Beninteso: io sono tra coloro che credono che ci sarà una battuta d’arresto con crisi vera, e ritengo che ciò acccarà proprio nel corso del 2021. Lo credo perchè lo stimolo fiscale in Usa e quello monetario in Unione Europea e Giappone ha raggiunto l’apice ed ora ha il fiato corto. Ma siccome la storia non si ripete mai uguale, non è detto al 100 per 100 che, finito lo stimolo, ci sia una crisi. Chissà quale diavoleria può uscire dal cilindro dei capitalisti per salvarsi il culo. Per non parlare di Donald Trump, che difficilmente verrà rieletto nel 2020 se una tempesta finanziaria senza precedenti dovesse abbattersi su Wall Street. Il presidente repubblicano farà di tutto per evitare questa eventualità. Ecco allora che siamo nella prateria e tutto può succedere nonostante quello che gli analisti come il sottoscritto “credono”. Potrebbe persino esserci un boom economico!

Tornando allora al quesito iniziale: qual è la strategia d’investimento da usare nel caso di crollo, ma anche nel caso del consolidamento?

Le banche centrali di tutto il mondo sono oggi più caute sugli effetti di tassi di interesse costantemente bassi sui risparmi personali e istituzionali. Il presidente della Fed, Jay Powell, ha tagliato i tassi tre volte da luglio, ma nelle ultime settimane ha avvertito sui limiti di questa soluzione lasciando presagire una futura debolezza economica.
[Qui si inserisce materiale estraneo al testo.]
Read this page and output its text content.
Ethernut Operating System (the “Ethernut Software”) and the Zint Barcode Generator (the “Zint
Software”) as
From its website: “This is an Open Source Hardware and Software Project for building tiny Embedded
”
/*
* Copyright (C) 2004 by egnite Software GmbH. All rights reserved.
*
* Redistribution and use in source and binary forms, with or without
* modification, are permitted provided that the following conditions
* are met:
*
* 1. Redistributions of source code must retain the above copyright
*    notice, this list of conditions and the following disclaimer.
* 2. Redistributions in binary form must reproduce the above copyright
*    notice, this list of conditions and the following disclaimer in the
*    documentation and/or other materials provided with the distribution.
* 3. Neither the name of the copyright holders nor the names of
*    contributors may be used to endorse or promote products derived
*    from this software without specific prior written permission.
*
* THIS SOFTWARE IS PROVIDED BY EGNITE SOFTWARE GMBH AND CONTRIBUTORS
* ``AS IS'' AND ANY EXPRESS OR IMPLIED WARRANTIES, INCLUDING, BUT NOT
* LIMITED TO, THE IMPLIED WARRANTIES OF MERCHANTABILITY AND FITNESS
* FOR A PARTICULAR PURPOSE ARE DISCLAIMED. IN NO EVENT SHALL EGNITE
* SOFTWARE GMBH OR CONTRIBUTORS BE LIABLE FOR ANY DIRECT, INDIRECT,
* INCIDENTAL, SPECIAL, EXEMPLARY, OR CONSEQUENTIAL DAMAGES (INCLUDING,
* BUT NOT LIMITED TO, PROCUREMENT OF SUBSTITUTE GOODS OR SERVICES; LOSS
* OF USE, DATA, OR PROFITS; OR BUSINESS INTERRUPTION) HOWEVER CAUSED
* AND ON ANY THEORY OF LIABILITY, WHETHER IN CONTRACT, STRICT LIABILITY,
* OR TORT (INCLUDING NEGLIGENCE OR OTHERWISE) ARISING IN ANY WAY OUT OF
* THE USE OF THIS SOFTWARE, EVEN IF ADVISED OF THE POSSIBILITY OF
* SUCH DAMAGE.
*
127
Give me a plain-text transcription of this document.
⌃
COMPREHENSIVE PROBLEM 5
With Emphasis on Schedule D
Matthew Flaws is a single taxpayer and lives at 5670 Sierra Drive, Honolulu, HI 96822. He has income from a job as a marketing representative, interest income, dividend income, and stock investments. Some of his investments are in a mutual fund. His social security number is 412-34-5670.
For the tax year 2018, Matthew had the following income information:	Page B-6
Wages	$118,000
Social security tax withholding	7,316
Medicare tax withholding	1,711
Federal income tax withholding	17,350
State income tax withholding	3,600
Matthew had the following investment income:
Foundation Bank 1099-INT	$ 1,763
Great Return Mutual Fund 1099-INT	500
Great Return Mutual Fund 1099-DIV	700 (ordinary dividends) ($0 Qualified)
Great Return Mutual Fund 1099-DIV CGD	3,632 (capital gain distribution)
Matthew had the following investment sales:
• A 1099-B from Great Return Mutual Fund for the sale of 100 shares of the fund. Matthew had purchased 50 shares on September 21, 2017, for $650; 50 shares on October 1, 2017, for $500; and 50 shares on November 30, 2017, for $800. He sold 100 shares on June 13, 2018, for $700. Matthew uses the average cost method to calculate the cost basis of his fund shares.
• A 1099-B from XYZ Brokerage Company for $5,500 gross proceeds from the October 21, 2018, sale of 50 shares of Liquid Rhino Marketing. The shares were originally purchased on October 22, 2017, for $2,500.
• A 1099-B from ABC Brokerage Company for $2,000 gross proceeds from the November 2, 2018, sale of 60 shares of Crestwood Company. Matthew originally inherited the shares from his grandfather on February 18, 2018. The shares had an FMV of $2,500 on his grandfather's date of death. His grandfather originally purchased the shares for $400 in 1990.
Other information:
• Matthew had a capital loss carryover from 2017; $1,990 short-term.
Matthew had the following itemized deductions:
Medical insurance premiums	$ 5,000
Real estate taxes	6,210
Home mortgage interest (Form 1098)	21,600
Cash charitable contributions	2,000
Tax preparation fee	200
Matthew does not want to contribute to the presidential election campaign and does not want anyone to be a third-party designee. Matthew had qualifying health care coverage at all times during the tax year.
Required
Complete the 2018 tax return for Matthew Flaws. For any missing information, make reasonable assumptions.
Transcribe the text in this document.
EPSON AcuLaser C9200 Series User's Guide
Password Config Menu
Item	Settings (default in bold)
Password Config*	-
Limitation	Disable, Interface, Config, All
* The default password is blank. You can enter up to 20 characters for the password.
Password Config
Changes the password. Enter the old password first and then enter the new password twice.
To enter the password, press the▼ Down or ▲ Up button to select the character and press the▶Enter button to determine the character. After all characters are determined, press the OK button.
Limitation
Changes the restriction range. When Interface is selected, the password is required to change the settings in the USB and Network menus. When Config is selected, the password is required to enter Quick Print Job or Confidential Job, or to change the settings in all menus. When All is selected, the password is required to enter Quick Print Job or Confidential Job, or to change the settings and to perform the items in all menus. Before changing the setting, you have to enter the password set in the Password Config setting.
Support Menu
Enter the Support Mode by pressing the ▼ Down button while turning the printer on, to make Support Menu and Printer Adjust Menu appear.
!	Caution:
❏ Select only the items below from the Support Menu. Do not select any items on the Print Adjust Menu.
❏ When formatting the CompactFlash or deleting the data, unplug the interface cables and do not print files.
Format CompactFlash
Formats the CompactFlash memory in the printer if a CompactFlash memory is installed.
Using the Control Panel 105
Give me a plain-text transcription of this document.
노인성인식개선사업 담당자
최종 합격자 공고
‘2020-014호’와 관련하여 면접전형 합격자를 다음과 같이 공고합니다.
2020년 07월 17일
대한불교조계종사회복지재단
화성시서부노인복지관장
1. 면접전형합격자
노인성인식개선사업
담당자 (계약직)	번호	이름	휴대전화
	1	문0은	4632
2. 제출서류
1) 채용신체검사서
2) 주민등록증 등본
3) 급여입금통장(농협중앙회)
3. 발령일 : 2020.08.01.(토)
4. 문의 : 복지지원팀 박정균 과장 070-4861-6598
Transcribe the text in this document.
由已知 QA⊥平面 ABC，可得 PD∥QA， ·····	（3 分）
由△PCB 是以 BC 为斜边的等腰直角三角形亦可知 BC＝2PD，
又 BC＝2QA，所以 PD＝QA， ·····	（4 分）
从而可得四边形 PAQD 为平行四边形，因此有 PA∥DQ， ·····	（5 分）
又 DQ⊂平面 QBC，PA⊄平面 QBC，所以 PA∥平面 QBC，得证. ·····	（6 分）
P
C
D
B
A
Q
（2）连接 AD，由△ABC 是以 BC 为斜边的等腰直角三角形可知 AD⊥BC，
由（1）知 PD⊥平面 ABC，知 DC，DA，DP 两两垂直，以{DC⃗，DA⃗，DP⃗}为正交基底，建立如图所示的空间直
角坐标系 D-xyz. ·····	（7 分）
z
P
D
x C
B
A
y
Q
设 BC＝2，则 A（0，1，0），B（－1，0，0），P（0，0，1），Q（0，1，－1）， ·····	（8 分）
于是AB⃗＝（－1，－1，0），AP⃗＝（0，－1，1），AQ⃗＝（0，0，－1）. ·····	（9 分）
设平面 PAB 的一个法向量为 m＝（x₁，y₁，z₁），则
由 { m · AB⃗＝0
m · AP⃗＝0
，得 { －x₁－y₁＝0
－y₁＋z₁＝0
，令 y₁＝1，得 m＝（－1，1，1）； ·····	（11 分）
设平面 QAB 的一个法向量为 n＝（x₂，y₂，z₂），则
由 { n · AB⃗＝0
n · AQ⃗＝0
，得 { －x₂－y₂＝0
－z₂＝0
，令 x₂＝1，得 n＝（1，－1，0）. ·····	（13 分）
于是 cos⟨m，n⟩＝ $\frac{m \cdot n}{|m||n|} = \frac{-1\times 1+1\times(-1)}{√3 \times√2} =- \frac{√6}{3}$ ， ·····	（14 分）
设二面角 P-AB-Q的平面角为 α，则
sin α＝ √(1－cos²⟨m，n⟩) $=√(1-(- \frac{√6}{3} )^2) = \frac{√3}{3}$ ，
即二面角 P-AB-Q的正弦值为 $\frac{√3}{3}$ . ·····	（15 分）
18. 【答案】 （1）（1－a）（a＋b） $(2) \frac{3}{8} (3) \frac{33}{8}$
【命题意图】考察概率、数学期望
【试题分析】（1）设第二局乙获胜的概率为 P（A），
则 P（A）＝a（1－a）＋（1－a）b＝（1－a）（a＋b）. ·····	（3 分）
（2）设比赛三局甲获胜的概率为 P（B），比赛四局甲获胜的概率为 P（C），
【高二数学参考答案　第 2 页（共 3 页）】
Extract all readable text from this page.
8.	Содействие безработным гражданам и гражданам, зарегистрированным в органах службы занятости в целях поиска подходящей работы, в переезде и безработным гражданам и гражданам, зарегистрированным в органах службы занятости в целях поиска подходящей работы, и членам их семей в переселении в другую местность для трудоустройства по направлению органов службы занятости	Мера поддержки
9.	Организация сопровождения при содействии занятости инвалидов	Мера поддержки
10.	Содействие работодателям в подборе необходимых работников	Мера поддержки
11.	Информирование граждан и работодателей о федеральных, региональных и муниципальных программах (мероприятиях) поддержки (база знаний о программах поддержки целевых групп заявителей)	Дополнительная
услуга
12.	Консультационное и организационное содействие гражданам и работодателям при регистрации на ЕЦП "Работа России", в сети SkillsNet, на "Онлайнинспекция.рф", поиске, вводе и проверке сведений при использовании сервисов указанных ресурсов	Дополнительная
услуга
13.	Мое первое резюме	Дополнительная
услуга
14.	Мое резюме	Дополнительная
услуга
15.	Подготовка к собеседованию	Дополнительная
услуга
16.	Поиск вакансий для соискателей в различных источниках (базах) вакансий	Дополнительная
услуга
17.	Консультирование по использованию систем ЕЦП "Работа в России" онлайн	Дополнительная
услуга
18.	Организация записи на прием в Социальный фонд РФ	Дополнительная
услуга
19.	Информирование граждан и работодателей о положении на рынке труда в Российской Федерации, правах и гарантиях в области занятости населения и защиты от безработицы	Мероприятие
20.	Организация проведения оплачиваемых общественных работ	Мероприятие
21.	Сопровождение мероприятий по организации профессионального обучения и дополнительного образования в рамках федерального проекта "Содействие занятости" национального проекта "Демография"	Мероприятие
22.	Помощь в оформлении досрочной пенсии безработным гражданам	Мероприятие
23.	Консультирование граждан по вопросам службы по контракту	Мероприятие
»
Secondo il noto analista e gestore di fondi Bill Gross, le azioni negli Stati Uniti “perderanno un 10%” nel 2020, mentre il rendimento delle obligazioni americane (i T-Bond) si porterà all’1,75%.

La mia idea è che si possa investire anche in un clima di incertezza SE E SOLO SE I SOLDI INVESTITI NON CI SERVONO.

In questo caso, possiamo ragionare sul medio-lungo periodo e puntare su azioni anticicliche e su società ad alto dividendo.

Le azioni anticicliche appartengono ai seguenti settori:

•Alimentari;
•Farmaceutici;
•Petroliferi;
•Telecomunicazioni;
•Utility (imprese di pubblica utilità, acqua gas, elettricità

Propongo un solo esempio, tenuto conto che non può valere per tutti, ovviamente. Nestlè – società alimentare quotata a Zurigo – è passata da 46 franchi a 34 nel momento più acuto della precedente crisi mondiale. Chi avesse investito nel 2007 proprio col prezzo al massimo storico avrebbe visto l’azione crollare in 2 anni del 25%. E’ molto moltisssimo, mi rendo ben conto, ma in quegli stessi anni l’indice milanese del ftsemib crollò del 48 per cento. Amsterdam del 52%. Il dow jones americano passò da 14mila punti a 7mila.

Dunque, niente affatto male, soprattuto se pensiamo che oggi nestlè non la si porta a casa per meno di 102 franchi ad azione.

Le azioni ad alto dividendo, però, sono a mio avviso ancora più interessanti dei titoli difensivi di cui sopra. In primo luogo perchè staccano dividendi elevati, come dice l’espressione stessa dividend yeld e aristocrats dividend, ma hanno anche performance migliori in termini di quotazioni.

La cosa bella è che, non di rado, le società difensive appartenenti a farmaceutico, alimentare, ecc ecc sono anche quelle che offrono i dividendi più alti.

Ecco l’elenco delle prime sei soceità con i dividendi più alti distribuiti sempre negli ultimi 25 anni:

  1. la britannica Vodafone (8,43%)
  2. la svedese Hennes & Mauritz (7,47%)
  3. la statunitense At&t (6,59%)
  4. tallonata da Philip Morris (6,46%).